J'ai omis de préciser un point important, Monsieur le Président, c'est que vous aviez proposé un amendement créant une compétence à l'ANC (Autorité des normes comptables), mais le Conseil constitutionnel a jugé que c'était peut-être un peu prématuré, ou en tout cas pas suffisamment lié au texte. Je pense, si je puis me permettre, que nous avons été un dommage collatéral. Mais en attendant, le ministre m'a demandé de constituer un comité sur l'information durabilité au sein de l'ANC, qui préfigure ce que le gouvernement m'a dit vouloir introduire dans la loi de transposition de la directive. Donc, nous avons constitué ce comité à l'ANC, un comité multi-parties prenantes, à savoir 25 membres ; ila tenu sa première réunion début février et va donc jouer le rôle que nous attendions d'un forum français destiné à contribuer à la normalisation européenne. Nous nous félicitons de l'initiative que vous aviez prise et qui n'a pas trouvé le cheminement exact que l'on souhaitait mais qui, dans les faits, fonctionne depuis janvier.

Quant aux PME, alors là c'est un problème compliqué parce que je ne pense pas qu'on rende service aux PME en les laissant en dehors du dispositif. C'est-à-dire que le danger, c'est effectivement de les surcharger d'une démarche que l'on pourrait qualifier de « bureaucratique » mais si on n'inscrit pas les PME en tout cas, probablement la tranche supérieure des PME dans le mouvement de l'information durabilité qui va devoir nourrir l'information des plus grandes entreprises, car on leur demande de faire un rapport qui inclut ce qui se passe chez leurs fournisseurs ou leurs clients... Et, par ailleurs, le système financier est incité à ne fournir des capitaux, que ce soit sous forme d'investissements ou sous forme de prêts de financement, en regardant ce qui se passe sous l'angle durabilité. C'est le président de la Commission Climat et finance durable de l'ACPR que je suis qui le dit : aujourd'hui, on note une pression très forte sous l'effet des institutions financières, banques et assurances, et comme je suis membre du collège de l'AMF (Autorité des marchés financiers) aussi, je peux dire qu'il y a une pression très forte aussi sur les gestionnaires d'actifs pour que les labels, les modes d'attribution des financements, les sélections d'investissement, se fassent en prenant en compte des critères durabilité aussi, et pas simplement des critères financiers.

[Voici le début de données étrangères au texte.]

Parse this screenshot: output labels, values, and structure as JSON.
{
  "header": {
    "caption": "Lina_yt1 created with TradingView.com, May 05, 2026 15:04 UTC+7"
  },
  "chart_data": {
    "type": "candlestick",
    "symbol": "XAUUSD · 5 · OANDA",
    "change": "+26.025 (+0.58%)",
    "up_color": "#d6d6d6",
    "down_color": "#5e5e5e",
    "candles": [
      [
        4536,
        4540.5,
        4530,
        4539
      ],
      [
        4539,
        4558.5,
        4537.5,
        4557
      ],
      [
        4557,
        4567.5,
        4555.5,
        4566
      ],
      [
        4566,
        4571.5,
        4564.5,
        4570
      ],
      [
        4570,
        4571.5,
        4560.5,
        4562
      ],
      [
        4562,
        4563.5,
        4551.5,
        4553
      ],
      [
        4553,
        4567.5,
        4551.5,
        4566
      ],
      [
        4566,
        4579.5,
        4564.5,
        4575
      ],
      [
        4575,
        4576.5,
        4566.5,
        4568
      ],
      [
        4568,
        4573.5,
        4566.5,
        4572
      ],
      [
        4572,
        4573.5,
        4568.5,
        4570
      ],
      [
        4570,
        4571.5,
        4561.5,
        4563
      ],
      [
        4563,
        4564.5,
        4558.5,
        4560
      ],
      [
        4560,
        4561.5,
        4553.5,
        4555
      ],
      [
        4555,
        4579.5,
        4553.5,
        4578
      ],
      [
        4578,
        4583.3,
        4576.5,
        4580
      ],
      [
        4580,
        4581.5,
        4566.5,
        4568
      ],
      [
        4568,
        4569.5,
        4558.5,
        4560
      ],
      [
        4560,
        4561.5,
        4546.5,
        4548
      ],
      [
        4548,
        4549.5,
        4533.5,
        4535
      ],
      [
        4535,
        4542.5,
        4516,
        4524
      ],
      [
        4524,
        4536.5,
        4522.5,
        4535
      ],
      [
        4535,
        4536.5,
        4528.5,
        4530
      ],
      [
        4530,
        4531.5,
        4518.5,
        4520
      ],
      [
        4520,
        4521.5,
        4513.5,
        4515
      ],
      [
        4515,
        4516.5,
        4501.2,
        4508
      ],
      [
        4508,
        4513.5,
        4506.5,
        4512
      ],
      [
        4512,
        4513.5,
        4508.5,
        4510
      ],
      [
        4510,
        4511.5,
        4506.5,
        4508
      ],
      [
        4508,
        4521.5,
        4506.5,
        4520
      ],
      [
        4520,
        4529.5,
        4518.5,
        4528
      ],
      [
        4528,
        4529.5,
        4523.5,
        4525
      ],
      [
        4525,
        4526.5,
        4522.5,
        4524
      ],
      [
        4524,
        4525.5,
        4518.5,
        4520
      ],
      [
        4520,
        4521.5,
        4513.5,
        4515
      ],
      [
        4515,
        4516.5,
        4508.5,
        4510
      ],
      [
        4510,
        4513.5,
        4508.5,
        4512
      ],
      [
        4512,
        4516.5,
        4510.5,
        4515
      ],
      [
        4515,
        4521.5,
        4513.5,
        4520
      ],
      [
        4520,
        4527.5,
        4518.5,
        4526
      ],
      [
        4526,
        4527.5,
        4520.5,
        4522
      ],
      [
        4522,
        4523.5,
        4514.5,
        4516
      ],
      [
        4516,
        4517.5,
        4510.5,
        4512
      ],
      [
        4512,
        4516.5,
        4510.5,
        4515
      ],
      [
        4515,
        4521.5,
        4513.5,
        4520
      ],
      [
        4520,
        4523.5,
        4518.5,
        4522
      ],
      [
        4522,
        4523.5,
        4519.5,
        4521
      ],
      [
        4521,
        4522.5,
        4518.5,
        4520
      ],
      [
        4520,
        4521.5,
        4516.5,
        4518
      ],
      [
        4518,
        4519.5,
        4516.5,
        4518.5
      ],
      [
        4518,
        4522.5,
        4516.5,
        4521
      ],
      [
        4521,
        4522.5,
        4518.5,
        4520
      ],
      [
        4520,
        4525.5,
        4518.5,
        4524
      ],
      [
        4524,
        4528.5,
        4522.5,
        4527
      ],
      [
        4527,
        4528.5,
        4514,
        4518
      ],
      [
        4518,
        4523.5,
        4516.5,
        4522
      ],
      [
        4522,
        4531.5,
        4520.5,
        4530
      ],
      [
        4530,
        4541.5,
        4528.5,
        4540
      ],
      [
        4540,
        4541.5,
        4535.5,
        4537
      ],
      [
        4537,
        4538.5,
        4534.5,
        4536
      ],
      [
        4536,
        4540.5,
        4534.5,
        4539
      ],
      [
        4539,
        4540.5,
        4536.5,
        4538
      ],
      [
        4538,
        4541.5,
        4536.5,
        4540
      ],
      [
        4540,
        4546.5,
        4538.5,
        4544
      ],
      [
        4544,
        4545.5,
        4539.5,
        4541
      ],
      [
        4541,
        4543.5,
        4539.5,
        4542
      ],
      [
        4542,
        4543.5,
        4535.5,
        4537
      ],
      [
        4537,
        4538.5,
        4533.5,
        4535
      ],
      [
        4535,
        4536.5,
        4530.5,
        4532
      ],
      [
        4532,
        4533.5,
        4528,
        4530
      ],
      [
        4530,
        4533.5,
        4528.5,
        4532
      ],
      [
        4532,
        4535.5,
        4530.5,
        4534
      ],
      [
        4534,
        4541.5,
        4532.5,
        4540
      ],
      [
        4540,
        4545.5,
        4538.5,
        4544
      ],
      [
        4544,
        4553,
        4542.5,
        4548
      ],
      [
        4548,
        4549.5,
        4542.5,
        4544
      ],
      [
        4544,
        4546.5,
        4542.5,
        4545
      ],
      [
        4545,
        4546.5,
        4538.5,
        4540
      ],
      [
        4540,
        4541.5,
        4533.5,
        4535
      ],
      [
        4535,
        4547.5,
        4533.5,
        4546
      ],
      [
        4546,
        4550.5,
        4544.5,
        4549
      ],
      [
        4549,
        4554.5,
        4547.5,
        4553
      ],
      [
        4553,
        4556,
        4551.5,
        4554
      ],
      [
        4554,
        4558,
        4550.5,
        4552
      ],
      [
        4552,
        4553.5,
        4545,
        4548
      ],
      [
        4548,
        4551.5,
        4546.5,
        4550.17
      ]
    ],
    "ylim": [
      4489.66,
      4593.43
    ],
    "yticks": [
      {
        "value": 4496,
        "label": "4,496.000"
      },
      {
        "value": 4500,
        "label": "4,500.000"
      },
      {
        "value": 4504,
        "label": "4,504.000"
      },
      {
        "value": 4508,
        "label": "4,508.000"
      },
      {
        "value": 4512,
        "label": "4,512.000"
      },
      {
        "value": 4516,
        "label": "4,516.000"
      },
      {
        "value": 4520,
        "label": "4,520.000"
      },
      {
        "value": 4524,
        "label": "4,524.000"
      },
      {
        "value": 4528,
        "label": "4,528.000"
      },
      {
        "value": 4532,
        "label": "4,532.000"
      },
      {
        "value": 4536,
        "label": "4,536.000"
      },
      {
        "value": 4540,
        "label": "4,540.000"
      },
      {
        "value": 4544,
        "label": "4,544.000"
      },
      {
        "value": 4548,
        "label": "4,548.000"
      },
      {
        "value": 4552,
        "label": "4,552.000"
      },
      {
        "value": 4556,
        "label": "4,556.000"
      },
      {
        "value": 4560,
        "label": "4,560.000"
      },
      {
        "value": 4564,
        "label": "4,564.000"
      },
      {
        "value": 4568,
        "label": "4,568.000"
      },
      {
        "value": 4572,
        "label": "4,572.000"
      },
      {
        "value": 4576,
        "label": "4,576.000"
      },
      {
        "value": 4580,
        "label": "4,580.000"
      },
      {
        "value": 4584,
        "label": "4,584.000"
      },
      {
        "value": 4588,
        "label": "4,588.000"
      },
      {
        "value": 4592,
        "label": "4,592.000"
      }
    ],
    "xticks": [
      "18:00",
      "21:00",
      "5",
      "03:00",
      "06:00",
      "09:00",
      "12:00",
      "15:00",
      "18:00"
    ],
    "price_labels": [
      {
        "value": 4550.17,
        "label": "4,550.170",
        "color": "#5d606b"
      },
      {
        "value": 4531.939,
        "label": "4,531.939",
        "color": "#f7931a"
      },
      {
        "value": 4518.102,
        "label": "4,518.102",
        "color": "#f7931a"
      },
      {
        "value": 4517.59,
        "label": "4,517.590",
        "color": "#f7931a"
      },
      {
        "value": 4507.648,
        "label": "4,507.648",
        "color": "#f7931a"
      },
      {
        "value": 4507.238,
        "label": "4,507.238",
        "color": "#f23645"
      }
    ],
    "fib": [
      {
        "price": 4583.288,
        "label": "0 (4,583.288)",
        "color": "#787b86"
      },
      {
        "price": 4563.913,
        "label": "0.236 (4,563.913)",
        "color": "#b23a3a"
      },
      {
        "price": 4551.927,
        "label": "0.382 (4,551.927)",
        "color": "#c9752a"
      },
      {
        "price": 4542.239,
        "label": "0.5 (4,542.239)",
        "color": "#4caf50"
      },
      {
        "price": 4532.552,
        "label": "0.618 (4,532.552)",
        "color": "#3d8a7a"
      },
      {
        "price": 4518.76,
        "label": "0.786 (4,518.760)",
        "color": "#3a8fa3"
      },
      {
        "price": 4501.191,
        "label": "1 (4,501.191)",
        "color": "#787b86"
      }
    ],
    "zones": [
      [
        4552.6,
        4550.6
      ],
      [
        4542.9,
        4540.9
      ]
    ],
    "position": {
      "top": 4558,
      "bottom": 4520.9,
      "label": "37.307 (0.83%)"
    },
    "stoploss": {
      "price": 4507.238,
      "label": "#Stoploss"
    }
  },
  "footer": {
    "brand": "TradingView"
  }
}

Sous l'angle finance durable, il faut trouver un système proportionné qui permette aux entreprises moyennes et petites de rentrer dans le dispositif, sinon, le danger serait qu'elles soient marginalisées en termes d'accès aux financements ou tout simplement à l'accès à certains marchés.

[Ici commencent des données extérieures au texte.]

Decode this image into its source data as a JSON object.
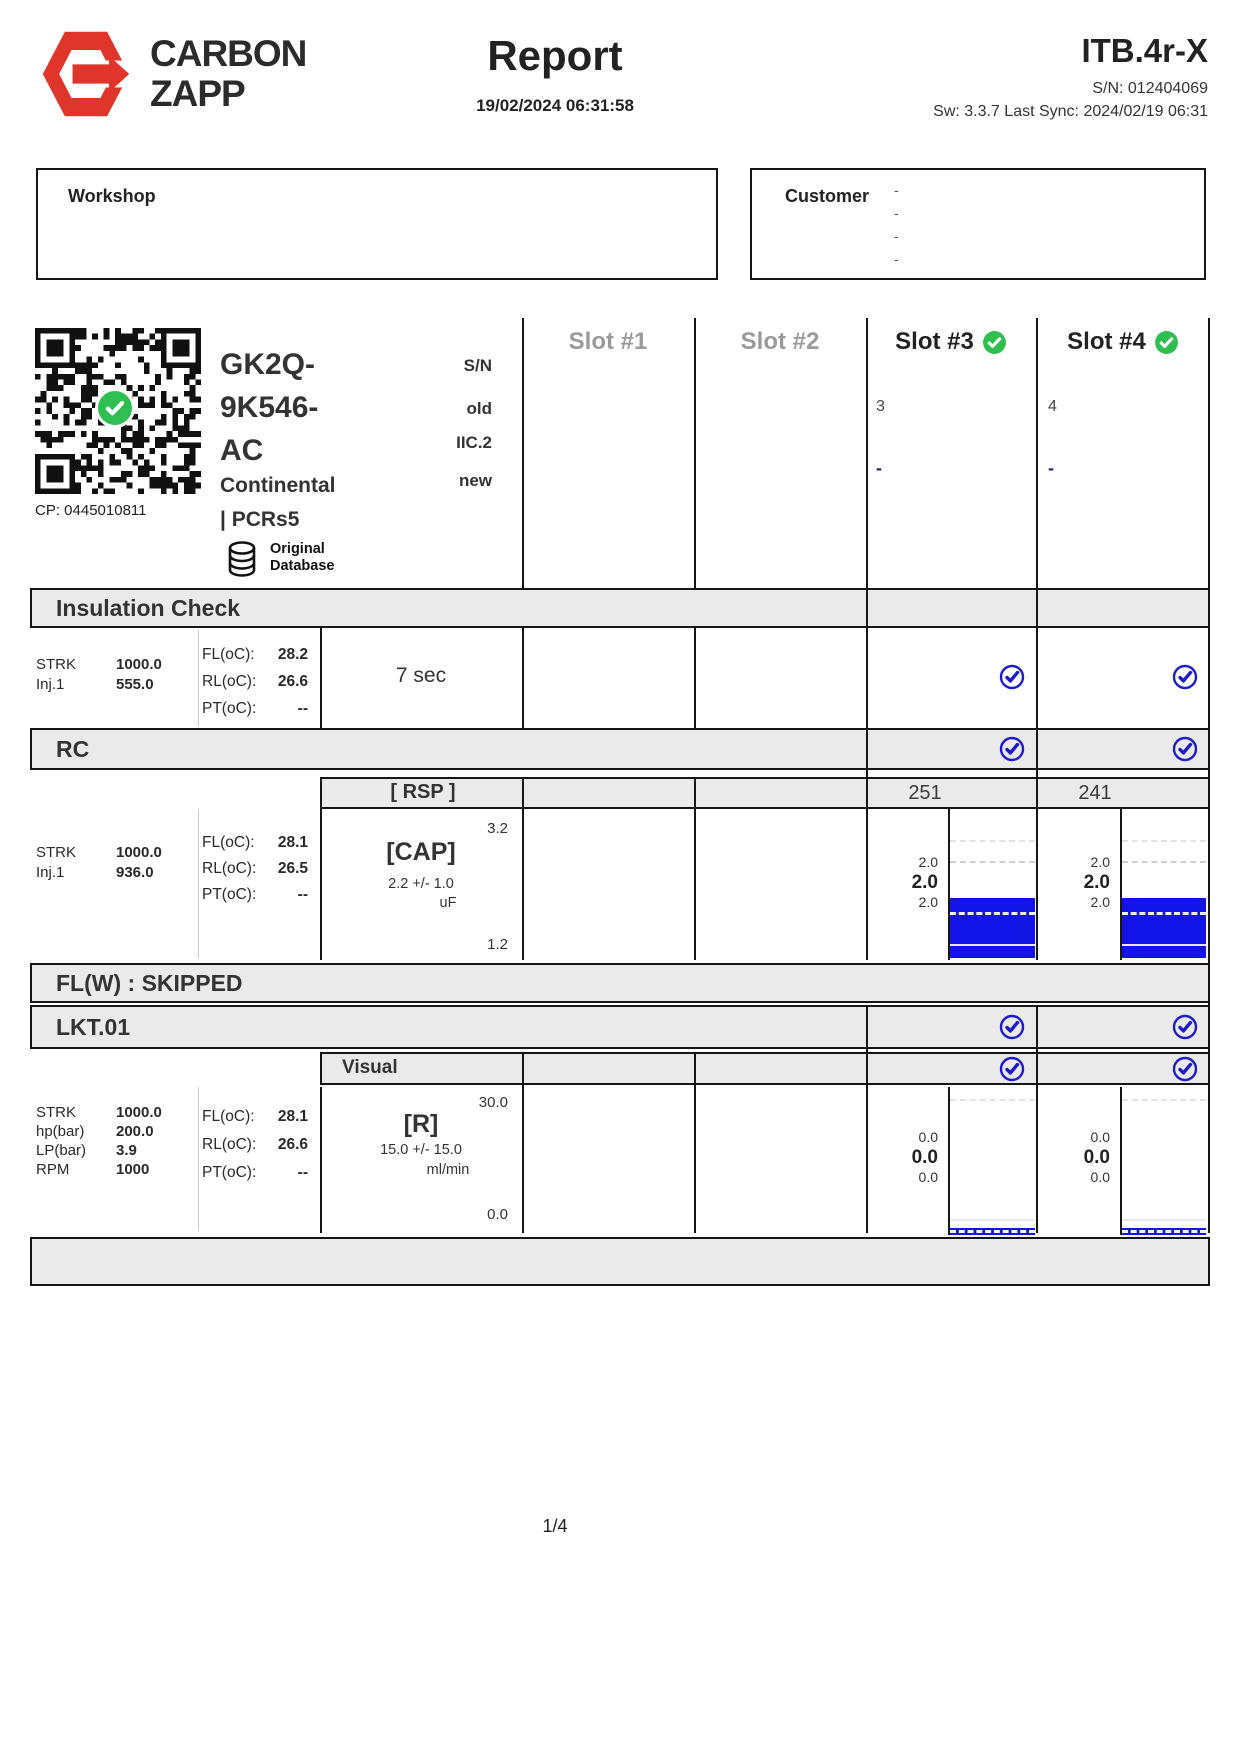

En conséquence, il faut trouver une ligne qui soit à la fois pragmatique qui permette de s'adapter aux conditions d'activité des PME, c'est-à-dire ne pas faire des choses qui soient déraisonnables, mais plutôt que leurs conseils peuvent les aider à réaliser. De plus, il faut sensibiliser les chefs d'entreprise au fait que c'est une dimension essentielle dans leur gestion d'avenir ; et que s'ils veulent prospérer puis transmettre leur entreprise, il faut qu'ils s'inscrivent dans ce mouvement-là qui, à mon avis, est relativement irréversible. Il convient de faire quelque chose d'adapté, de proportionné et qui permette de les insérer pleinement dans la dynamique que j'évoque et qui à mon avis est une dynamique. On est en train de créer la deuxième jambe de l'information d'entreprise : il y aura la jambe financière et la jambe extra-financière, et cela sur un pied d'égalité. Cette orientation vers ces deux piliers fait que le premier bénéficiaire de cette sensibilité aux enjeux environnementaux sociétaux et de gouvernance, c'est le chef d'entreprise, c'est la gouvernance de l'entreprise, parce qu'on gère mieux quand on prend ces facteurs en considération.

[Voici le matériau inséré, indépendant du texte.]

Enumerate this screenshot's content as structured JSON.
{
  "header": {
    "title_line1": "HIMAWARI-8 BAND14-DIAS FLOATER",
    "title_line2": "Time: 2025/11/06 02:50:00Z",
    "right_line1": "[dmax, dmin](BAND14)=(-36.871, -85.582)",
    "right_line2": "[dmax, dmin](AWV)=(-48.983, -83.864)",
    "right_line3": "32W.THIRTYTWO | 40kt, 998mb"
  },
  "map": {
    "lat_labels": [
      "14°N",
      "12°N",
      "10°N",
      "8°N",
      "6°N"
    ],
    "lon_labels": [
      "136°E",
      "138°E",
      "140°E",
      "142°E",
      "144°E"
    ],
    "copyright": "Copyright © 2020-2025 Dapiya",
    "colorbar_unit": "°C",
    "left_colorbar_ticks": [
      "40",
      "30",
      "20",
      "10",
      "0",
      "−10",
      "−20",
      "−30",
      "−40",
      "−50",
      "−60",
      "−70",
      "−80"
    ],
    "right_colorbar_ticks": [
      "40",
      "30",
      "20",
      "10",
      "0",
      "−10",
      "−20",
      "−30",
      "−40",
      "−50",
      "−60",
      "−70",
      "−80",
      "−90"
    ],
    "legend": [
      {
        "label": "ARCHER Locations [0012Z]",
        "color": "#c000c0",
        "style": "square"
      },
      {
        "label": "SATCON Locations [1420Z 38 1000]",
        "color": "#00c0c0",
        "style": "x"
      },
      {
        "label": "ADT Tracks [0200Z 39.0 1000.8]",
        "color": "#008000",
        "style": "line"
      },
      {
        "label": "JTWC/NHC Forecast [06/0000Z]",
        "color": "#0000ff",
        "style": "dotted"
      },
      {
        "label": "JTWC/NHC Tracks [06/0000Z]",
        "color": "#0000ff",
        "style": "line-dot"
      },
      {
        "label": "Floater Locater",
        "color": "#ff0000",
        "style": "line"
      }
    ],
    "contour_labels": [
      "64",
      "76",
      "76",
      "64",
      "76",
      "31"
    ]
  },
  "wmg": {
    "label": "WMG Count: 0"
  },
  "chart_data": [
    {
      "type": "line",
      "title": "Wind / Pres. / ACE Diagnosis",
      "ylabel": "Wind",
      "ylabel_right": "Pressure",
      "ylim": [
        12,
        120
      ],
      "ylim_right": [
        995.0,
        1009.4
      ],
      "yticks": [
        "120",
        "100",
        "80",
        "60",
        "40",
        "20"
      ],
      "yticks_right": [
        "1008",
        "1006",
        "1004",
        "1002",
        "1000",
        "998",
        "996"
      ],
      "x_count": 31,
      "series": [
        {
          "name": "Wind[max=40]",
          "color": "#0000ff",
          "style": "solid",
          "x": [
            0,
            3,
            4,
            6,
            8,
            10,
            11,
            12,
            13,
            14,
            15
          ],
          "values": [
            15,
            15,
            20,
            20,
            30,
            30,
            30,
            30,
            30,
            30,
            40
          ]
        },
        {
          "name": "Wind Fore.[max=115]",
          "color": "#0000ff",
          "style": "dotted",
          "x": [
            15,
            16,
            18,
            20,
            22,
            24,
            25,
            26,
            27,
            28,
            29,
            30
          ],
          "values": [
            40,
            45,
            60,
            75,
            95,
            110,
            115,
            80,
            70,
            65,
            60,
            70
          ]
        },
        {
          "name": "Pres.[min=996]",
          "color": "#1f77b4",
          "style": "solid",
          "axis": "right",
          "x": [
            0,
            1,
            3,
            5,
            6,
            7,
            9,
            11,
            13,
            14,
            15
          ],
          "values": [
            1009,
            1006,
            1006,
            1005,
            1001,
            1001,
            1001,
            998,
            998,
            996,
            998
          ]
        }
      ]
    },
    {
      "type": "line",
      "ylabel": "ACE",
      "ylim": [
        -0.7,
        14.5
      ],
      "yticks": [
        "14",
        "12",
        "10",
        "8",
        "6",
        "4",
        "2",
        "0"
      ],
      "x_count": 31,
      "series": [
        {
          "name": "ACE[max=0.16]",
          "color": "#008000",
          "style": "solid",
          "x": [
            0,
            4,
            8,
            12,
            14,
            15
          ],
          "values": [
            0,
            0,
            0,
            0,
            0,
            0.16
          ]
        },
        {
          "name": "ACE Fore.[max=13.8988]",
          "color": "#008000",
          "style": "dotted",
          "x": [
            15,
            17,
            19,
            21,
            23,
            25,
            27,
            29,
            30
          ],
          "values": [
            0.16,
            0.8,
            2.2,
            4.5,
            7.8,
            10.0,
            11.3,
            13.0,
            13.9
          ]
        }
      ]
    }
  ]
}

M. Serge Babary, président. - Je me tourne vers Florence Blatrix-Contat, peut-être pour une question.

Mme Florence Blatrix Contat, co-rapporteure. - Merci, Monsieur de Cambourg pour vos éclairages qui ont été très pédagogiques et très complets. Je pense que je partage cette vision des choses, selon laquelle le financier et l'extra-financier sont aujourd'hui intimement liés. C'est pour cela qu'il est important que l'ANC se saisisse de ce sujet, soit vraiment partie prenante, et qu'il y ait pas d'un côté, le financier et, de l'autre, l'extra-financier ; c'est le pire de ce qui pourrait nous arriver.

Vous avez évoqué les auditeurs ; dans la même lignée, ne pourrait-on pas imaginer que les commissaires aux comptes puissent être également auditeurs en matière extra-financière ?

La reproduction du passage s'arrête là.